MediaScribe integration

MediaScribe's caption overlays display as static text that updates incrementally as words are transcribed. They render on fixed black-and-white backgrounds delivered through the Gateway appliance and browser-based interface, and do not include animated or flashing elements. This helps reduce the risk of the captioning layer introducing flashing content concerns.

When reviewing recorded meetings to support WCAG 2.3.1, your focus should be on the underlying video content — meeting intros, graphics packages, and video segments — rather than the caption display. MediaScribe's transcripts and caption files are available as static text documents, which are not subject to flashing content requirements.

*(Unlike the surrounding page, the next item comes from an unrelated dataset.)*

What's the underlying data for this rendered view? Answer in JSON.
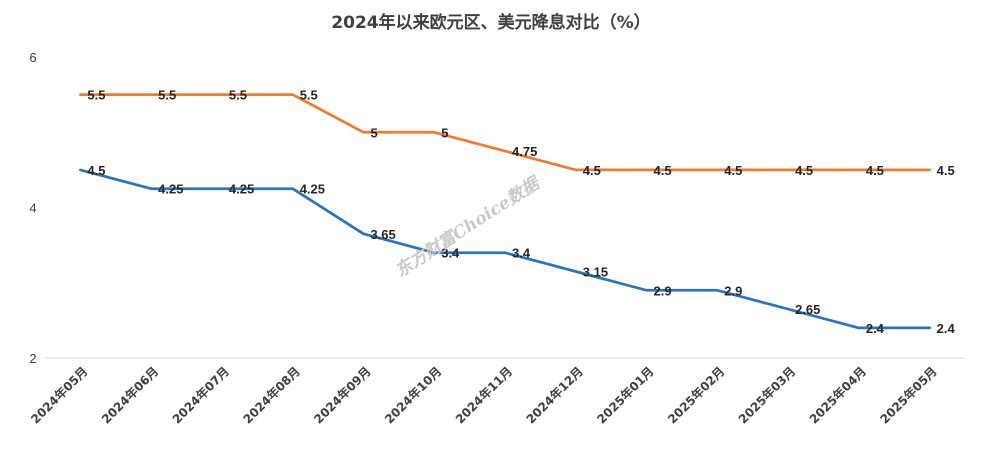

Apply your 2.3.1 review to video files before they are published, as part of your standard content review workflow.


Summary

  • WCAG 2.3.1 is a Level A, non-interference criterion — it applies to all web content regardless of other accessibility features.

  • Content must not flash more than three times per second, or it must fall below the general flash and red flash luminance thresholds.

  • A flash is a pair of opposing luminance changes — bright to dark, then dark to bright.

  • Red flashing carries additional risk and uses a broader definition of what qualifies as a flash.

  • The area of flashing content on screen matters — small elements are less likely to create concerns than large ones.

  • Common risk areas in government media include animated intros, station IDs, lower-third graphics, and certain slide transitions.

  • Manual visual review is the right starting point; automated tools like PEAT help when content is uncertain, and human review of flagged results is always recommended.